Je n'avais pas un instant à perdre pour échapper au danger qui me menaçait. Je me levai à la hâte, et, me jetant en selle, je m'élançai à toute bride dans la direction d'une colline assez rapprochée, dont la noire silhouette se détachait en vigueur sur le fond sombre du ciel.
Là j'étais relativement en sûreté; je passai le reste de la nuit éveillé, tant pour surveiller les bêtes fauves dont j'entendais les hurlements aux environs du lieu où j'avais cherché un refuge, que parce que ma position présente devenait assez critique, seul, abandonné dans un pays désert et complètement ignorant de la route qu'il me fallait suivre pour atteindre soit un village, soit une ferme où je me renseignerais.
Au lever du soleil, j'interrogeai l'horizon autour de moi; aussi loin que ma vue pouvait s'étendre régnait la solitude la plus complète, rien ne me laissait l'espoir, tant le paysage affectait une apparence sauvage et désolée, qu'il se trouvât une habitation quelconque dans un périmètre d'au moins vingt lieues.
Cette quasi certitude était assez triste pour moi; pourtant, par une singulière disposition de mon esprit, elle ne m'affecta que médiocrement; ma position, sans être fort gaie, n'avait cependant rien de positivement triste en elle-même. Je possédais un bon cheval, des armes, des munitions en abondance, que pouvais-je désirer de plus, moi qui depuis si longtemps aspirais après la vie aventureuse du gaucho et du coureur des bois?

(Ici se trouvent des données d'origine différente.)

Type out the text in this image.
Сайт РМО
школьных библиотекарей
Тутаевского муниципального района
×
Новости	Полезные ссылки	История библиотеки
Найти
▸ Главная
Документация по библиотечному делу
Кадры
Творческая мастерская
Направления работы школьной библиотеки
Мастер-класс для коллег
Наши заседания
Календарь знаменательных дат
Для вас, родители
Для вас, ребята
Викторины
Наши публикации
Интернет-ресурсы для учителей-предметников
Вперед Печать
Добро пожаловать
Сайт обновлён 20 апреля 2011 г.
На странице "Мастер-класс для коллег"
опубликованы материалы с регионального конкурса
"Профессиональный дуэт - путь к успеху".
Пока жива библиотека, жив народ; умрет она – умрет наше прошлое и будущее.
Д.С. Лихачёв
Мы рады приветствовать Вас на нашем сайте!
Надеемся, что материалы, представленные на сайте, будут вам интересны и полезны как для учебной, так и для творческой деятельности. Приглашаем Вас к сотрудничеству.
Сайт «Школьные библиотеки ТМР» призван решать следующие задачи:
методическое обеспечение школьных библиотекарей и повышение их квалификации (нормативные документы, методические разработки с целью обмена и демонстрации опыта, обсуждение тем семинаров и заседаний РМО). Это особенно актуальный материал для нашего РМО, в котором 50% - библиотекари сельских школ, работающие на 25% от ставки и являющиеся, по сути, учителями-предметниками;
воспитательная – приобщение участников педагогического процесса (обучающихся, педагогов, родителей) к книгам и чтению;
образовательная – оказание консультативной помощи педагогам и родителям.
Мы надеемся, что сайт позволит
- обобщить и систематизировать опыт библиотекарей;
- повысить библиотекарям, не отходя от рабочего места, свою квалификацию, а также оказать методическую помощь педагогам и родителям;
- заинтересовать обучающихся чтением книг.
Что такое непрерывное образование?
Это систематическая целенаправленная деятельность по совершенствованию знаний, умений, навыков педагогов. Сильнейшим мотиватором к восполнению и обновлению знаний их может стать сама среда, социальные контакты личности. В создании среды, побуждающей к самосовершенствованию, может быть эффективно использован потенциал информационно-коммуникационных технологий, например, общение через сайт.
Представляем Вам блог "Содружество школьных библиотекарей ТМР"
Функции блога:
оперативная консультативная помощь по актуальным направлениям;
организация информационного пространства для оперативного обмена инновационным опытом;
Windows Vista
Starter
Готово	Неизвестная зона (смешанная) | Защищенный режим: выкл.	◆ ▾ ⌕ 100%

Mes souhaits se trouvaient ainsi accomplis un peu brusquement peut-être, mais pourtant dans des conditions aussi bonnes que je l'aurais désiré.
En conséquence, je pris assez facilement mon parti de l'abandon de mon guide, et je me préparai, moitié riant, moitié pestant contre l'ingratitude du Guaranis, à commencer mon apprentissage de la vie du désert.
Mon premier soin fut d'allumer du feu, je préparai un maté cimarron, c'est-à-dire sans sucre, et, réconforté par cette chaude boisson, je montai à cheval dans le but de chercher mon déjeuner en tuant une ou deux pièces de gibier, chose facile dans les parages où je me trouvais; puis je repris insoucieusement ma route à l'aventure, ne sachant à la vérité où j'allais, mais cependant poussant hardiment en avant, et me dirigeant tant bien que mal sur le cours du fleuve dont j'avais soin de ne pas trop m'écarter.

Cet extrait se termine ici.